Crossing the divide: Sinn Fein targets loyalist voters to oust DUP in North Belfast
Updated 01:56, 12-Dec-2019
by Kitty Logan

On the last Saturday before polling day, a group of around 30 female Sinn Fein campaigners, dressed in green waterproof jackets brandishing the party logo, are dashing door to door delivering leaflets through letterboxes.  

They are targeting voters in the Ardoyne district of North Belfast, a working-class Sinn Fein stronghold, once at the heart of the so-called 'Troubles' that have scarred the nation. The tempo is fast, spirits are high and there is an air of determination among the women. But they also know voters in these streets are already won over.  

John Finucane has been the Mayor of Belfast since May 2019. (Credit: CGTN)

John Finucane has been the Mayor of Belfast since May 2019. (Credit: CGTN)

The challenge for Sinn Fein is to cross the religious and political divide to entice the electorate in loyalist areas of North Belfast, or undecided voters in more neutral areas of the constituency, to vote for them. Belfast has four parliamentary seats, three are deemed marginal – and this is one of them.  

Sinn Fein's candidate for North Belfast, John Finucane, believes Brexit may be a game changer.  

"Our futures are at stake in this election," says Finucane, the current Mayor of Belfast and son of well-known lawyer Pat Finucane, who was killed by loyalist paramilitaries in 1989. "It's an election which transcends party politics here and North Belfast has an opportunity on 12 December not just to remove a Brexiteer, but the arch-Brexiteer.” 


Northern Ireland elects 18 Members of Parliament (MPs) to Westminster, and one of the most prominent lawmakers of recent years is North Belfast's Nigel Dodds, deputy leader of the Democratic Unionist Party (DUP).  

Dodds has held the seat since 2001 but his position is under threat as his party enters uncharted waters, backed into a corner by its conflicted pro-Brexit policy.  

The DUP staunchly supports Brexit but opposes Boris Johnson's deal, which includes customs checks in the Irish sea – a red line for the party, which is adamant there should be no internal borders between Northern Ireland and the rest of the UK.  

"Everyone is affected by the way in which the government and the opposition parties have failed to deliver on the referendum result in a timely and sensible way,'' Dodds said at the recent DUP campaign launch. "It's not Brexit itself, it's the way in which it has been conducted."

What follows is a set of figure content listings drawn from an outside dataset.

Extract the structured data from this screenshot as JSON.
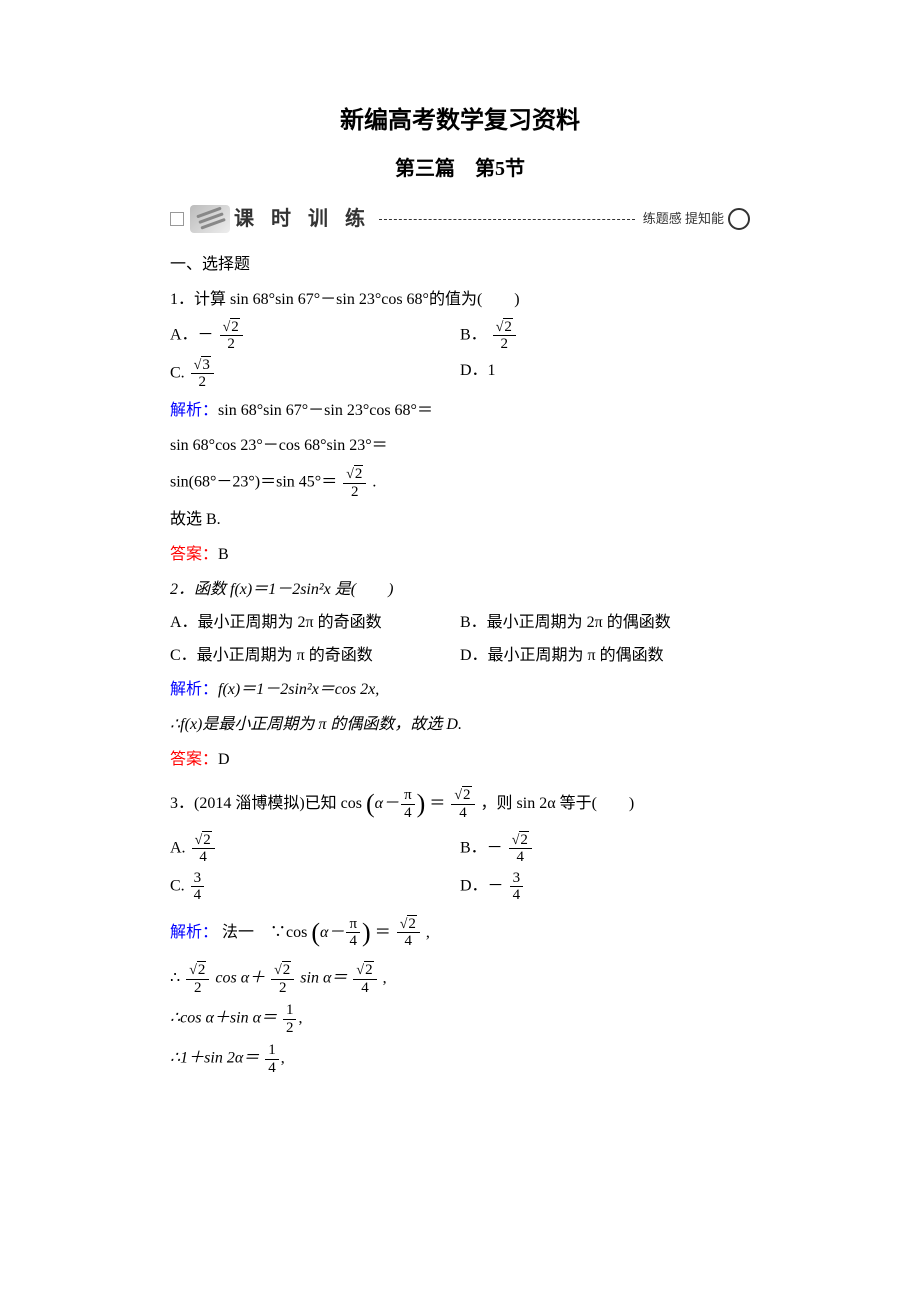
{
  "titles": {
    "main": "新编高考数学复习资料",
    "sub": "第三篇　第5节"
  },
  "banner": {
    "left_text": "课 时 训 练",
    "right_text": "练题感  提知能"
  },
  "colors": {
    "analysis_label": "#0000ff",
    "answer_label": "#ff0000",
    "text": "#000000",
    "background": "#ffffff"
  },
  "s1": {
    "heading": "一、选择题"
  },
  "q1": {
    "stem": "1．计算 sin 68°sin 67°－sin 23°cos 68°的值为(　　)",
    "optA_prefix": "A．－",
    "optC_prefix": "C.",
    "optB_prefix": "B．",
    "optD": "D．1",
    "frac_sqrt2_2_num": "2",
    "frac_sqrt2_2_den": "2",
    "frac_sqrt3_2_num": "3",
    "frac_sqrt3_2_den": "2",
    "ana_label": "解析：",
    "ana_l1": "sin 68°sin 67°－sin 23°cos 68°＝",
    "ana_l2": "sin 68°cos 23°－cos 68°sin 23°＝",
    "ana_l3_pre": "sin(68°－23°)＝sin 45°＝",
    "ana_l3_post": " .",
    "ana_l4": "故选 B.",
    "ans_label": "答案：",
    "ans": "B"
  },
  "q2": {
    "stem": "2．函数 f(x)＝1－2sin²x 是(　　)",
    "optA": "A．最小正周期为 2π 的奇函数",
    "optB": "B．最小正周期为 2π 的偶函数",
    "optC": "C．最小正周期为 π 的奇函数",
    "optD": "D．最小正周期为 π 的偶函数",
    "ana_label": "解析：",
    "ana_l1": "f(x)＝1－2sin²x＝cos 2x,",
    "ana_l2": "∴f(x)是最小正周期为 π 的偶函数，故选 D.",
    "ans_label": "答案：",
    "ans": "D"
  },
  "q3": {
    "stem_pre": "3．(2014 淄博模拟)已知 cos",
    "stem_arg_pre": "α－",
    "stem_arg_frac_num": "π",
    "stem_arg_frac_den": "4",
    "stem_mid": "＝",
    "stem_rhs_num": "2",
    "stem_rhs_den": "4",
    "stem_post": " ，则 sin 2α 等于(　　)",
    "optA_prefix": "A.",
    "optB_prefix": "B．－",
    "optC_prefix": "C.",
    "optD_prefix": "D．－",
    "fr_sqrt2_4_num": "2",
    "fr_sqrt2_4_den": "4",
    "fr_3_4_num": "3",
    "fr_3_4_den": "4",
    "ana_label": "解析：",
    "ana_method": "法一　∵cos",
    "ana_m_arg_pre": "α－",
    "ana_m_eq": "＝",
    "ana_m_post": " ,",
    "l2_pre": "∴",
    "l2_mid1": " cos α＋",
    "l2_mid2": " sin α＝",
    "l2_post": " ,",
    "fr_sqrt2_2_num": "2",
    "fr_sqrt2_2_den": "2",
    "l3_pre": "∴cos α＋sin α＝",
    "fr_1_2_num": "1",
    "fr_1_2_den": "2",
    "l3_post": ",",
    "l4_pre": "∴1＋sin 2α＝",
    "fr_1_4_num": "1",
    "fr_1_4_den": "4",
    "l4_post": ","
  }
}
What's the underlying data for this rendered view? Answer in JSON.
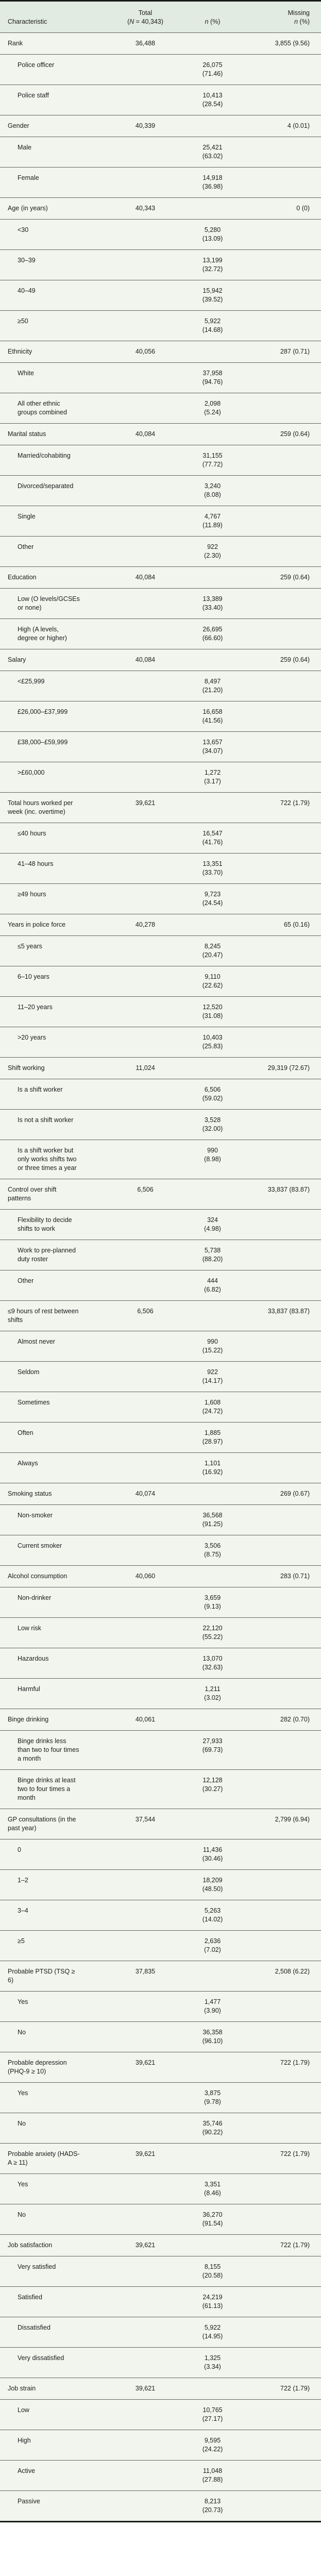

The DUP is struggling to find support for this message in a constituency that mostly voted to stay in the EU.  

Finucane wants to draw on the pro-Remain sentiment in the local electorate. "There's no such thing as a good Brexit," he says. "I think Brexit in its truest form is incompatible with our Good Friday agreement, a peace agreement that we invested so much in and worked so hard for."

The DUP's votes were the deciding factor for the current government, giving the Conservative Party a narrow majority in Parliament following the 2017 election. Despite ongoing disputes with the Conservatives, the DUP will be aiming to hold on to its 10 seats and regain a share of power in Westminster.  

Pollster Bill White says the DUP may not be as badly damaged by the issue of Brexit as first anticipated. "It hasn't really impacted their polling figures very much," he says. "People of a Unionist persuasion, they see the constitutional issue as key, even more important than Brexit."

The North Belfast constituency remains divided following decades of conflict. (Credit: CGTN)

The North Belfast constituency remains divided following decades of conflict. (Credit: CGTN)

Finucane is still upbeat that voters will shift in his favor. "They want change. There are problems in this constituency that need to be dealt with; we have a suicide crisis, a housing crisis, we've high levels of social deprivation and on top of that we have the fear that Brexit brings." 

For generations, North Belfast residents have tended to vote along religious or sectarian lines – be they Catholic or Protestant, loyalist or republican. The women out pounding the pavements to campaign for Sinn Fein are hoping for a seismic shift to change the boundaries that have held firm for decades.